Elle a cependant plusieurs limites. Tout d’abord, nous ne disposons pas du nombre de refus de participation, car les psychiatres l’ayant proposé directement à leur patientèle ne l’avaient pas recueilli, or cette donnée aurait été source d'information sur l'intérêt portée à cette question ou d’éventuelles difficultés à partager leur vécu. Ensuite, deux patients connaissaient l’investigateur principal d’une hospitalisation antérieure et cela a potentiellement pu influencer leurs réponses, même si cela reste limité par le fait qu’il n’avait pas été impliqué dans la mise en place de leur PDS et qu’il n’était plus un acteur de leur prise en charge lors de l’étude. La proportion de patients qui trouvent des avantages au PDS est à interpréter avec prudence, elle peut être biaisée car l’échantillonnage n’était pas aléatoire.
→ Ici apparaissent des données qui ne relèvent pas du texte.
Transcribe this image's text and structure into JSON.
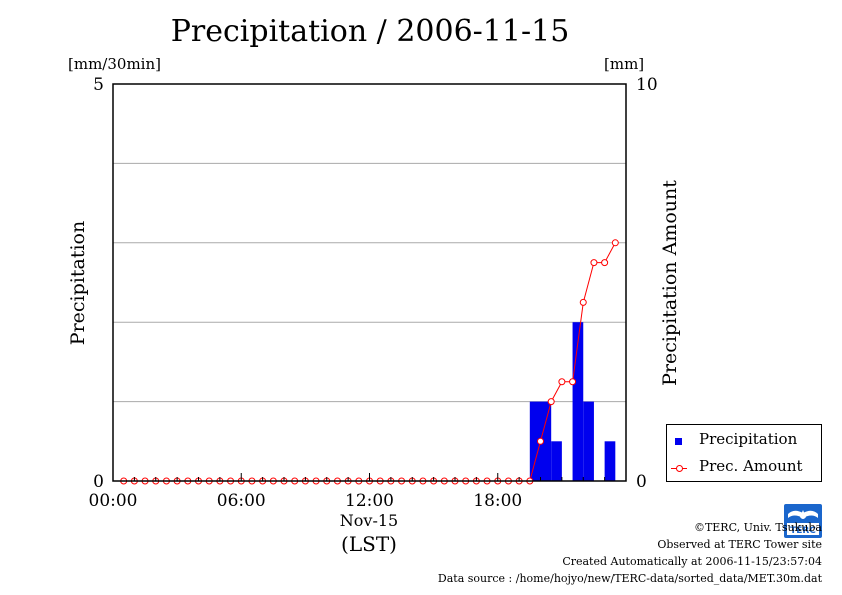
{
  "title": "Precipitation / 2006-11-15",
  "units": {
    "left": "[mm/30min]",
    "right": "[mm]"
  },
  "axis_labels": {
    "left": "Precipitation",
    "right": "Precipitation Amount",
    "x_date": "Nov-15",
    "x_tz": "(LST)"
  },
  "legend": [
    {
      "label": "Precipitation",
      "marker": "blue-square"
    },
    {
      "label": "Prec. Amount",
      "marker": "red-line-circle"
    }
  ],
  "footer": {
    "copyright": "©TERC, Univ. Tsukuba",
    "observed": "Observed at TERC Tower site",
    "created": "Created Automatically at 2006-11-15/23:57:04",
    "source": "Data source : /home/hojyo/new/TERC-data/sorted_data/MET.30m.dat"
  },
  "logo_text": "TERC",
  "colors": {
    "bar": "#0000ee",
    "amount_line": "#ff0000",
    "grid": "#aaaaaa"
  },
  "chart_data": {
    "type": "bar",
    "title": "Precipitation / 2006-11-15",
    "x_unit": "hours (LST)",
    "xlim": [
      0,
      24
    ],
    "x_ticks": [
      "00:00",
      "06:00",
      "12:00",
      "18:00"
    ],
    "x_tick_values": [
      0,
      6,
      12,
      18
    ],
    "y_left": {
      "label": "Precipitation",
      "unit": "[mm/30min]",
      "ylim": [
        0,
        5
      ],
      "ticks": [
        "0",
        "5"
      ]
    },
    "y_right": {
      "label": "Precipitation Amount",
      "unit": "[mm]",
      "ylim": [
        0,
        10
      ],
      "ticks": [
        "0",
        "10"
      ]
    },
    "grid": true,
    "legend_position": "bottom-right outside",
    "series": [
      {
        "name": "Precipitation",
        "kind": "bar",
        "axis": "left",
        "times": [
          0,
          0.5,
          1,
          1.5,
          2,
          2.5,
          3,
          3.5,
          4,
          4.5,
          5,
          5.5,
          6,
          6.5,
          7,
          7.5,
          8,
          8.5,
          9,
          9.5,
          10,
          10.5,
          11,
          11.5,
          12,
          12.5,
          13,
          13.5,
          14,
          14.5,
          15,
          15.5,
          16,
          16.5,
          17,
          17.5,
          18,
          18.5,
          19,
          19.5,
          20,
          20.5,
          21,
          21.5,
          22,
          22.5,
          23
        ],
        "values": [
          0,
          0,
          0,
          0,
          0,
          0,
          0,
          0,
          0,
          0,
          0,
          0,
          0,
          0,
          0,
          0,
          0,
          0,
          0,
          0,
          0,
          0,
          0,
          0,
          0,
          0,
          0,
          0,
          0,
          0,
          0,
          0,
          0,
          0,
          0,
          0,
          0,
          0,
          0,
          1.0,
          1.0,
          0.5,
          0,
          2.0,
          1.0,
          0,
          0.5
        ]
      },
      {
        "name": "Prec. Amount",
        "kind": "line",
        "axis": "right",
        "times": [
          0,
          0.5,
          1,
          1.5,
          2,
          2.5,
          3,
          3.5,
          4,
          4.5,
          5,
          5.5,
          6,
          6.5,
          7,
          7.5,
          8,
          8.5,
          9,
          9.5,
          10,
          10.5,
          11,
          11.5,
          12,
          12.5,
          13,
          13.5,
          14,
          14.5,
          15,
          15.5,
          16,
          16.5,
          17,
          17.5,
          18,
          18.5,
          19,
          19.5,
          20,
          20.5,
          21,
          21.5,
          22,
          22.5,
          23
        ],
        "values": [
          0,
          0,
          0,
          0,
          0,
          0,
          0,
          0,
          0,
          0,
          0,
          0,
          0,
          0,
          0,
          0,
          0,
          0,
          0,
          0,
          0,
          0,
          0,
          0,
          0,
          0,
          0,
          0,
          0,
          0,
          0,
          0,
          0,
          0,
          0,
          0,
          0,
          0,
          0,
          1.0,
          2.0,
          2.5,
          2.5,
          4.5,
          5.5,
          5.5,
          6.0
        ]
      }
    ]
  }
}
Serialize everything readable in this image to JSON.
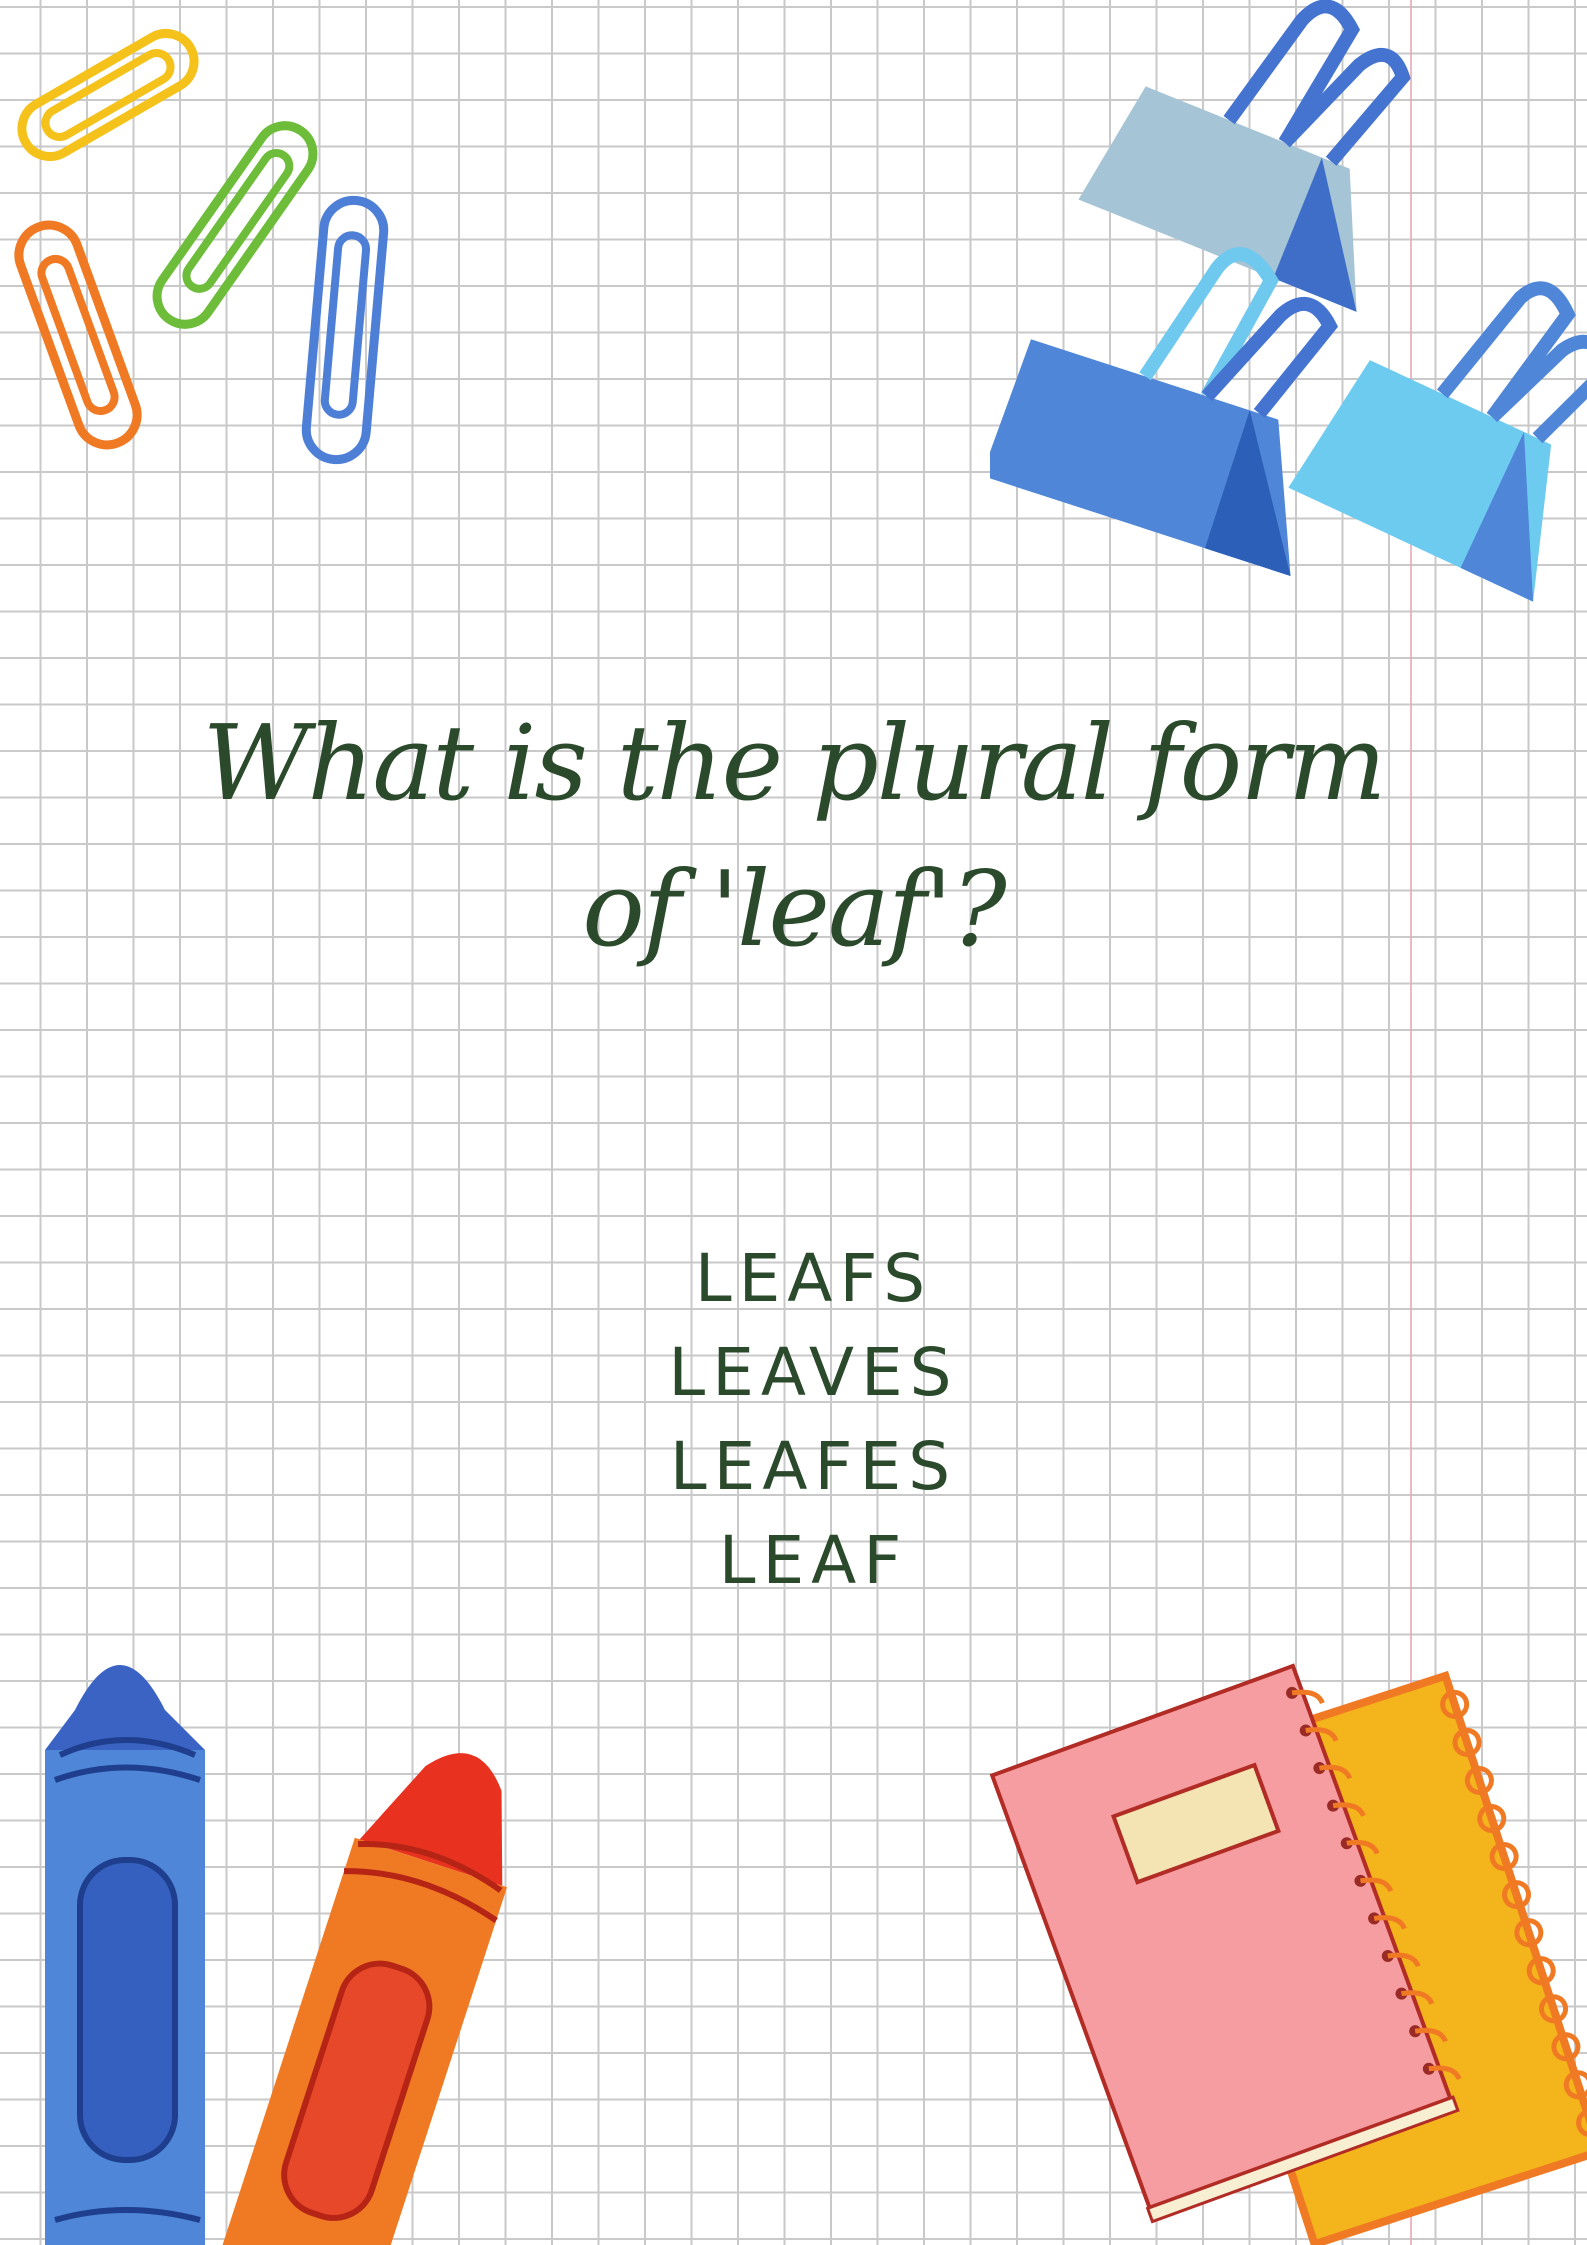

La validité interne aurait aussi pu être augmentée par une restitution des résultats obtenus auprès des participants. Les entretiens ont été relativement courts et parfois peu contributifs, ce qui peut être expliqué par la présence de pathologies psychiatriques sévères pouvant avoir un impact sur les capacités d’élaboration dans la population étudiée. Il serait judicieux de poursuivre cette étude sur un modèle de théorie ancrée en interrogeant les autres acteurs concernés tels que les familles, les professionnels de santé (infirmiers, médecins) et les travailleurs sociaux qui entourent ces jeunes patients suivis en PDS.
Conclusion
Cette étude qualitative de l’expérience de jeunes patients nous permet de mieux comprendre leur perception et leur vécu des SASC. Elle souligne l’importance de soigner la relation thérapeutique et d’impliquer davantage le patient dans sa prise en charge afin de diminuer le sentiment de coercition. Cela commence par l’apport d’informations plus complètes et adaptées sur le dispositif. Le PDS apparait comme un outil qui doit être temporaire et s’associer à un travail sur l’adhésion aux soins du patient. Il doit permettre un suivi flexible et qui s’adapte aux projets du patient dans une dynamique du rétablissement avec un accompagnement efficient à la réinsertion professionnelle. Afin de compléter cette étude, il serait intéressant de recueillir l’expérience des professionnels impliqués dans le suivi et le rétablissement de ces patients dans le cadre des PDS.